Of course, I’d like to tell you that it was a different time and some things should stay in the past, but sometimes you can’t control what may carry over into the present. It was 1885 when my grandfather was killed, that was thirty-five years ago. My father is now the same age my grandfather was when he was killed. I mention this because, well, I can’t help it. I know he doesn’t have a target on his head, nor does he carry my grandfather’s blood money, but I cannot shake that feeling of dread. I guess in some ways my childhood memories have finally caught up to me and how I should have been scared back then, I am now. One memory I have as a child was an incident where I fell into the Huangpu River after climbing a tree in the park. When I came out, I had a fish in my pants. My father and Liu thought it was hilarious, but I didn’t and I still don’t. Sometimes they still tell that story to people and burst out laughing every time, but I still don’t find it funny. I mean, I was just a kid and that fish was creepy looking…and in my pants! Anyways, the city of Shanghai had come a long way since its dark days, but in a lot of ways, it was no different than it was then. It still had its crime right out in the open as any city does, but this also meant that if you were a kid scampering through the streets to run an errand for your dear mother, you’d better take the back streets wherever possible. I have been fortunate in both cases; for I grew up when it was safe to walk the streets and I have no child to fear for not making it back home. For the time being, the Tsang family tree ended with me.

Lately, things seemed strange within the community. Something just seemed off about the general public. There was no efficiency when it came to coming together or exchanging friendly greetings and gestures. Always in a hurry, or keeping to themselves in such a way that you thought maybe they all had deaths in their families and wished not to speak with anyone because of shock. Obviously, this wasn’t the case, but I just couldn’t understand it; me being a vibrant young man who kept to himself, I was curious and knew all too well how things could change out of nowhere. There has been small talk of something going on within the community as the cause of for its silent shake up, but I, for the life of me, could not figure out what that was or whether or not it was true. I first became suspicious of the town’s activity after a day at the local market. Two men in business suits outside the market on a Wednesday just seemed a bit off. I would have looked the other way and carried on if it weren’t for their suspicious demeanor.
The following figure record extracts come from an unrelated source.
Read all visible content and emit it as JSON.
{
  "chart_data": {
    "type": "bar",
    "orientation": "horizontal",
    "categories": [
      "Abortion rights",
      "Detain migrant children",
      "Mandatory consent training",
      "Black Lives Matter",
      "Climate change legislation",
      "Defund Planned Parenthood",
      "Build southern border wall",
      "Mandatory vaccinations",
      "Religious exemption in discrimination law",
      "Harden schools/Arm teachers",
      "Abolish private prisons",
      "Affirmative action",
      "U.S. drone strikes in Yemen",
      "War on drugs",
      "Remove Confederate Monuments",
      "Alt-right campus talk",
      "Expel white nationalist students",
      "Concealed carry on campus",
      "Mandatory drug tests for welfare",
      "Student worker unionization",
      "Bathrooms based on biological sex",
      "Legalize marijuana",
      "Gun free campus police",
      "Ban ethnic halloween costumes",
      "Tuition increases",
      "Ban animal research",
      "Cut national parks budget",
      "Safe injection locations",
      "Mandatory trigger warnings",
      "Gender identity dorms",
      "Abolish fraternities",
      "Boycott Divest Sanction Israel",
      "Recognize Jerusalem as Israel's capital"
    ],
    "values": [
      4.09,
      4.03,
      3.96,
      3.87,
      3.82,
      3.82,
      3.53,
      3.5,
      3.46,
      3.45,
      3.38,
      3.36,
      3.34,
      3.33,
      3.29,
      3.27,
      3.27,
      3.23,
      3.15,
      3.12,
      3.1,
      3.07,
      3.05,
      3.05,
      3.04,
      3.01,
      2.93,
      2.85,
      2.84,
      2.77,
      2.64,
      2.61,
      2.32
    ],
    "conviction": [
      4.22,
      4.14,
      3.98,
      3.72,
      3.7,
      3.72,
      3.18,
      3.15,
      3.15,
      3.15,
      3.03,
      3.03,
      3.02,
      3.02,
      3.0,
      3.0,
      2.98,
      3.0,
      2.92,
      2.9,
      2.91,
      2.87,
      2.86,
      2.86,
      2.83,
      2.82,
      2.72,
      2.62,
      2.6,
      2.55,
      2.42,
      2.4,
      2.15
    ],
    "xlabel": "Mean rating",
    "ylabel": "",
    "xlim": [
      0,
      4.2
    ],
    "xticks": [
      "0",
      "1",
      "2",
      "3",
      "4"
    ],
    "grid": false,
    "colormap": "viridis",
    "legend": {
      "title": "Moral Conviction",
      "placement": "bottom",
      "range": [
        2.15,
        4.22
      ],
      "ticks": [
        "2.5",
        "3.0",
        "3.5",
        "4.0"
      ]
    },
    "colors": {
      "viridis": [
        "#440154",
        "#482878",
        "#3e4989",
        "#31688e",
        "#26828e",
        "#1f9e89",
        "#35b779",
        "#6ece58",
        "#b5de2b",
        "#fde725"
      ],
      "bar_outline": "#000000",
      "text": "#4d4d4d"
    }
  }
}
One guy seemed skittish. He stood about 5'10'' with a slender frame, slicked back black hair in a ponytail. On his side, he carried what appeared to be a weapon of some sort. I assumed it to be a gun at first, though, it may have been a small knife, I wasn’t really sure. He was constantly whispering to his friend while he kept looking around. I remember grabbing an apple and just glancing over at their direction only to notice the other man’s odd behavior. The other just stood there with his arms folded as if he was guarding something, yet there was nothing to guard.